Ants crawling up a rose during the August 9th
commemorations give another image.
Finally it’s an old woman whose paper umbrella folds
upward in a driving rainstorm as she presses on.
The structure entails a rich Japanese
in Hawaii who claims to be her brother. She has doubts about this,
there were so many children in her family. It’s proven to her, she plans
to visit him.
His son by an American wife visits her, takes part in the
commemorations and learns of his father’s death. The news comes to him at
the waterfall while playing with the old woman’s grandchildren, who wear
jeans and T-shirts from M.I.T., USC and Brooklyn.
The eye was a mania of another brother, who witnessed the sky
“splitting apart” and an eye appearing. Kurosawa films this as
imagined by the grandchildren, a qualification of his first image.

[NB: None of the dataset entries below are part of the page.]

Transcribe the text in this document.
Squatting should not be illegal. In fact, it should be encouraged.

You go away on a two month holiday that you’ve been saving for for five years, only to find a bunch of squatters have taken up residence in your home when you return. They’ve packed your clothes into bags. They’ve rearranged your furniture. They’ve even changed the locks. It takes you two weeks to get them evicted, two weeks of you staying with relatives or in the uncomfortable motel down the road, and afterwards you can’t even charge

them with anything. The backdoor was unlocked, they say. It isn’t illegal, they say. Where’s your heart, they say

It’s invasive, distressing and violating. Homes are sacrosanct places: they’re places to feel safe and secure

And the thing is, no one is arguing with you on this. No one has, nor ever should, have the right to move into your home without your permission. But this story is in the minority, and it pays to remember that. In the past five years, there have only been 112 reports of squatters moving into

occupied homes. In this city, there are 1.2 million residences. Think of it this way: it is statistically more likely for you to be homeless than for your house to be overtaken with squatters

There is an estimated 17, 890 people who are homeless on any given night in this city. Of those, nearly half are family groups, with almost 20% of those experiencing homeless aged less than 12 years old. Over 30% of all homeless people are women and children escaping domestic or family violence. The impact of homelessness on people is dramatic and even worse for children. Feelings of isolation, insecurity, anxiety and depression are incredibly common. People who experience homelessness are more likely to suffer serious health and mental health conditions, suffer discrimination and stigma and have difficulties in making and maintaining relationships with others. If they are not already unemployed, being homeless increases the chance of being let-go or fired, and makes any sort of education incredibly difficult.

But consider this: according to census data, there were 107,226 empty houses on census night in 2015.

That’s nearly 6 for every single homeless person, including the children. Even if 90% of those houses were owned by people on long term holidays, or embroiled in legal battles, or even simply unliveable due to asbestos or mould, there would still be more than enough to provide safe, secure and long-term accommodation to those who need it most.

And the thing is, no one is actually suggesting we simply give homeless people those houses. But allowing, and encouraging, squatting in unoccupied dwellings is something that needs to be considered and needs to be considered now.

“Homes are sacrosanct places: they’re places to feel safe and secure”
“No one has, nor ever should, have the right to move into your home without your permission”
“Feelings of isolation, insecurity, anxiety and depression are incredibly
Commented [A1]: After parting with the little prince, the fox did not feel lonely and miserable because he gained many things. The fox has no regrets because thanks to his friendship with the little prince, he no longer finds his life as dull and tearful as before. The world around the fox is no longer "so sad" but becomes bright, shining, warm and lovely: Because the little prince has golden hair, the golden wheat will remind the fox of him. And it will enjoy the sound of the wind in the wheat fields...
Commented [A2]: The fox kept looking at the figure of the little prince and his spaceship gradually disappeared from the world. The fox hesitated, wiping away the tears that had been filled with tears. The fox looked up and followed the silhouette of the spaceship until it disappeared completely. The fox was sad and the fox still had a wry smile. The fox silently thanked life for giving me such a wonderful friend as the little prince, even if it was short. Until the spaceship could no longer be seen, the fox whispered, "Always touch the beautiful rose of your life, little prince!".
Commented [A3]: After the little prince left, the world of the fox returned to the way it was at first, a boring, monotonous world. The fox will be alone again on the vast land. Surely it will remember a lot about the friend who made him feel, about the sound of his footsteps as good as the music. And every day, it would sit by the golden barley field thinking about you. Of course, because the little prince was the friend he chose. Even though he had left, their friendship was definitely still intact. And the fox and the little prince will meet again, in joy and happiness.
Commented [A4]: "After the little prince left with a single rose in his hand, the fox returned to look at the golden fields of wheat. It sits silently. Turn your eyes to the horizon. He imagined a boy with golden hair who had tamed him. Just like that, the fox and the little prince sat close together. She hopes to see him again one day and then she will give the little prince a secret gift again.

There is no sense of recriminations, only the task in hand, to
find an image, or rather and more precisely to film a work that addresses this
problem.
The single best shot is a tilt from sky and horizon to the
dust-colored playground of the school in Nagasaki, bright and barren save for
the grandchildren in part of the frame admiring the twisted wreckage of a
jungle gym.
Kurosawa uses two shots to represent old women at prayer in a
small shrine, framed by fields and sky and, in the reverse shot, framing them.
The children, who are nice and pleasant but somewhat callow
toward their grandmother, acquire some consideration of her feelings,
she had been a schoolteacher like her husband but was at home on the other side
of the mountain from the town.
The Washington Post’s critics heaped vituperation
on the director for this, it wasn’t their fault, it
went over their heads.
This is the supreme feat of a great master, though he
wouldn’t say so, modestly derived from a novel. The critics are only
worth mentioning for their stupidity causing a poor release of Kurosawa’s
next and last film.
Madadayo
Dodesukaden and John Ford
are the major tributaries.
First translations sometimes have the advantage of immediacy,
the English subtitles are hard-working, unidiomatic, not unintelligible, and
have their part to play in the critical misunderstanding. They certainly convey
Uchida’s satirical verses to a radio jingle advertising a nostrum, “defeat... occupation... democracy...
crooks...”
MASH or History of the World: Part 1 for the
“moon like a tray” serving as halo, Mister Roberts the whiskey concoction, The Red Pony Nora, the cat.
The grief of the war is expressed in the Nora sequence.
The banquet scenes recall The
Bad Sleep Well. The final dream is adduced like Wild Strawberries.